Otsu Thresholding Segmentation with the 3D ROI Tool

Otsu Thresholding Segmentation with the 3D ROI Tool

Since its introduction in 2010, the 3D region-of-interest (ROI) operator has aided our users in quantification and volume estimation from their image data.  The prerequisite of any quantification or volume estimation task is an accurate segmentation for the volume of interest.  The 3D ROI tool’s combination of manual, semi-automated, and fully-automated segmentation routines provides a highly complete toolbox with an emphasis on accuracy and efficiency for the user.

Details about the 3D ROI tool are well documented in the VivoQuant manual/help guide.  Should you be interested in learning more about it, you can find useful descriptions, examples, and screenshots there to guide your segmentation workflows.

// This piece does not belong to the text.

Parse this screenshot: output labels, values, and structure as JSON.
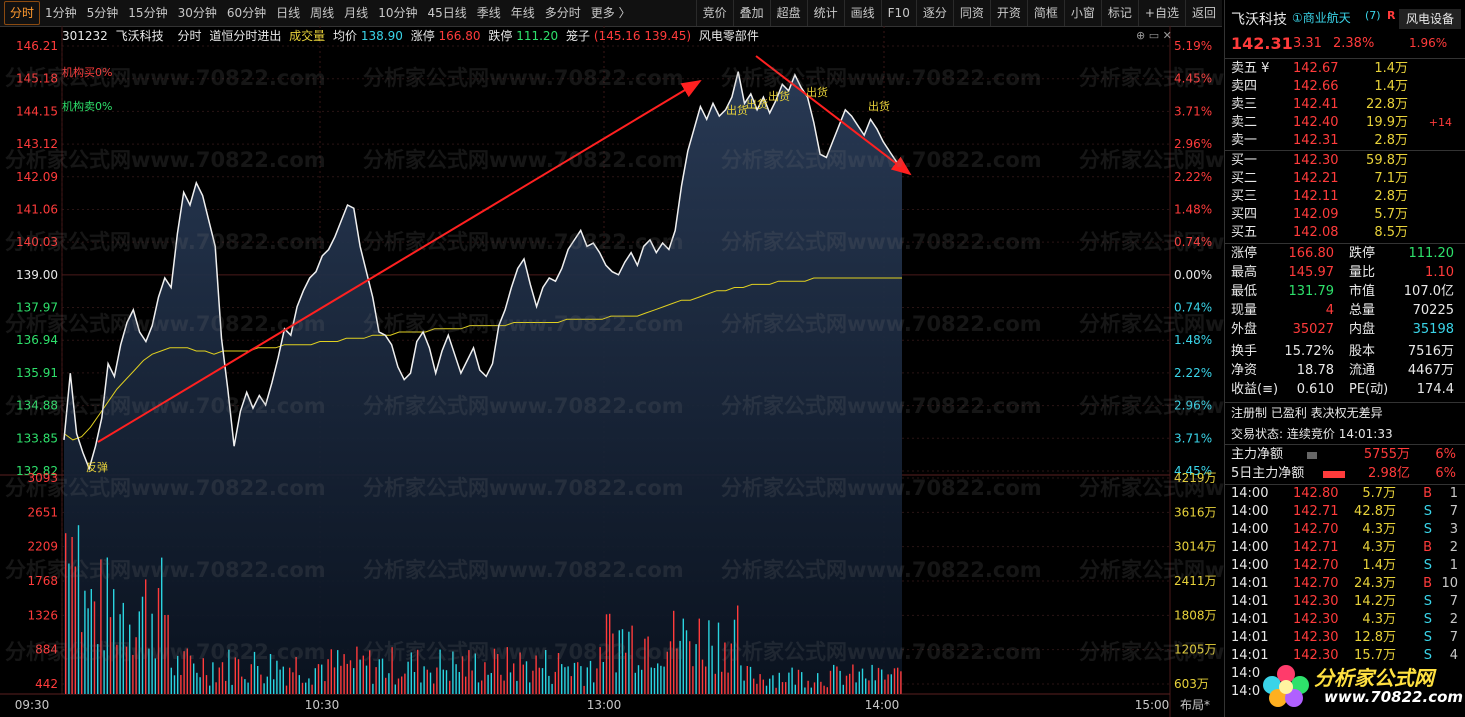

Otsu Thresholding is one of our more popular automated segmentation techniques for structures with distinct intensity profiles thanks to its ease of use and effectiveness for a variety of applications.  In perhaps a lesser-known role, it is also a key default pre-processing feature for the Bias Field Correction tool in the filtering operator.

 

Otsu’s Method

The technique was initially developed by Nobuyuki Otsu and published in “A Threshold Selection Method from Gray-Level Histograms” in 1979.  At its core, the method uses thresholding as a binary classifier for a set of intensities.  Originally meant for traditional 2D gray-level images, intensity labels are converted to empirical probabilities and used to find the threshold which minimizes the within-class variance of each label.  This criterion provides a sensible threshold to bifurcate the intensity histogram without using any spatial information from the image.

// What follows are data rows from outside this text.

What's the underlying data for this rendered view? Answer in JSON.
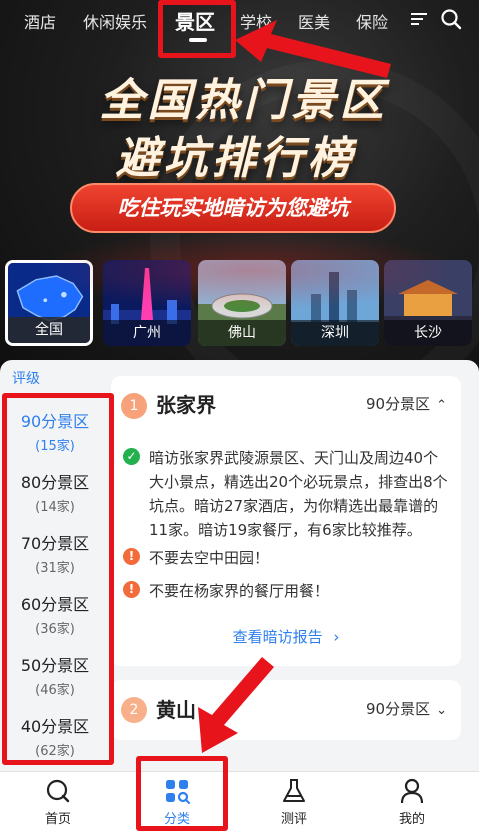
{
  "top_tabs": [
    "酒店",
    "休闲娱乐",
    "景区",
    "学校",
    "医美",
    "保险"
  ],
  "active_tab_index": 2,
  "hero": {
    "title_line1": "全国热门景区",
    "title_line2": "避坑排行榜",
    "banner": "吃住玩实地暗访为您避坑"
  },
  "cities": [
    "全国",
    "广州",
    "佛山",
    "深圳",
    "长沙"
  ],
  "active_city_index": 0,
  "sidebar": {
    "title": "评级",
    "grades": [
      {
        "name": "90分景区",
        "count": "(15家)"
      },
      {
        "name": "80分景区",
        "count": "(14家)"
      },
      {
        "name": "70分景区",
        "count": "(31家)"
      },
      {
        "name": "60分景区",
        "count": "(36家)"
      },
      {
        "name": "50分景区",
        "count": "(46家)"
      },
      {
        "name": "40分景区",
        "count": "(62家)"
      }
    ],
    "active_index": 0
  },
  "cards": [
    {
      "rank": "1",
      "name": "张家界",
      "grade": "90分景区",
      "summary": "暗访张家界武陵源景区、天门山及周边40个大小景点，精选出20个必玩景点，排查出8个坑点。暗访27家酒店，为你精选出最靠谱的11家。暗访19家餐厅，有6家比较推荐。",
      "warnings": [
        "不要去空中田园！",
        "不要在杨家界的餐厅用餐！"
      ],
      "report_link": "查看暗访报告"
    },
    {
      "rank": "2",
      "name": "黄山",
      "grade": "90分景区"
    }
  ],
  "bottom_nav": [
    {
      "label": "首页",
      "icon": "search-home-icon"
    },
    {
      "label": "分类",
      "icon": "category-icon"
    },
    {
      "label": "测评",
      "icon": "flask-icon"
    },
    {
      "label": "我的",
      "icon": "user-icon"
    }
  ],
  "active_nav_index": 1,
  "colors": {
    "accent": "#2f80ed",
    "annotation": "#e8141c",
    "banner": "#e0301f"
  }
}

One assumption made by the technique is that the intensity histogram represents a bimodal distribution.  Of course, in practice, images will contain much more than two tissue contrasts; however, segmentations are often hierarchical by nature and any binary branch of the underlying hierarchy can be a strong candidate for Otsu’s method.  For example, the highest sensible level binary classification is often foreground (patient) versus background.  From there, any region of interest can be further subdivided into two regions using Otsu thresholding.

 

VivoQuant Implementation

Coupled with other 3D ROI tool functionality, the Otsu method can be very effective for your segmentation tasks. As an example, VivoQuant can restrict Otsu to only run on an “input ROI” as specified in the dropdown.  This means that only intensities within that ROI will be used.  As such, chaining multiple calls to the Otsu algorithm with existing ROIs can be used to segment lungs from the whole body, differentiate gray and white matter in a whole brain ROI, and more.  The algorithm is implemented efficiently in 3D, does not require any sorting, and is thus quick to try and use in semi-automated workflows.  Here is an example of a typical CT scan of a mouse (visualized in VivoQuant) overlaid on its voxel histogram:

The histogram shows a clear separation between background/air and tissue voxels.  Indeed, applying Otsu thresholding in VivoQuant, we get the following segmentation:

The next subdivision is less clearly defined from the histogram.  In our red region, “bone voxels” show up as the tail in the distribution of Hounsfield units above.  Applying Otsu thresholding again, this time with the whole body region as input, we can further divide that part of the histogram into the high-intensity bone region and the remainder tissue voxels.  To see this in the histogram, we will need to zoom in this time:

Otsu’s method computed a threshold of 1034 HU in this instance, well within a typical bone window level for mice.  Note that the histogram can be visualized directly in VivoQuant for the whole image (Tools -> Histogram) or for any ROI (Show Histogram button in 3D ROI tool).

 

VivoScript Automation

Now that you have a useful segmentation routine in VQ, try using it in your VivoScript!

VQ.mainWin().setViewMode("Slice View", "3D ROI Tool");

var op = VQ.currentOp();
op.addROI("Otsu Seg", "cyan");
op.setInputROI(0);
op.applyOtsu();

For more advanced usage of Otsu thresholding in VivoScript, take a look at the example scripts: 00-Example.vqs and HumaneRatSkinner.vqs in the example VivoScript folders of your VivoQuant installation.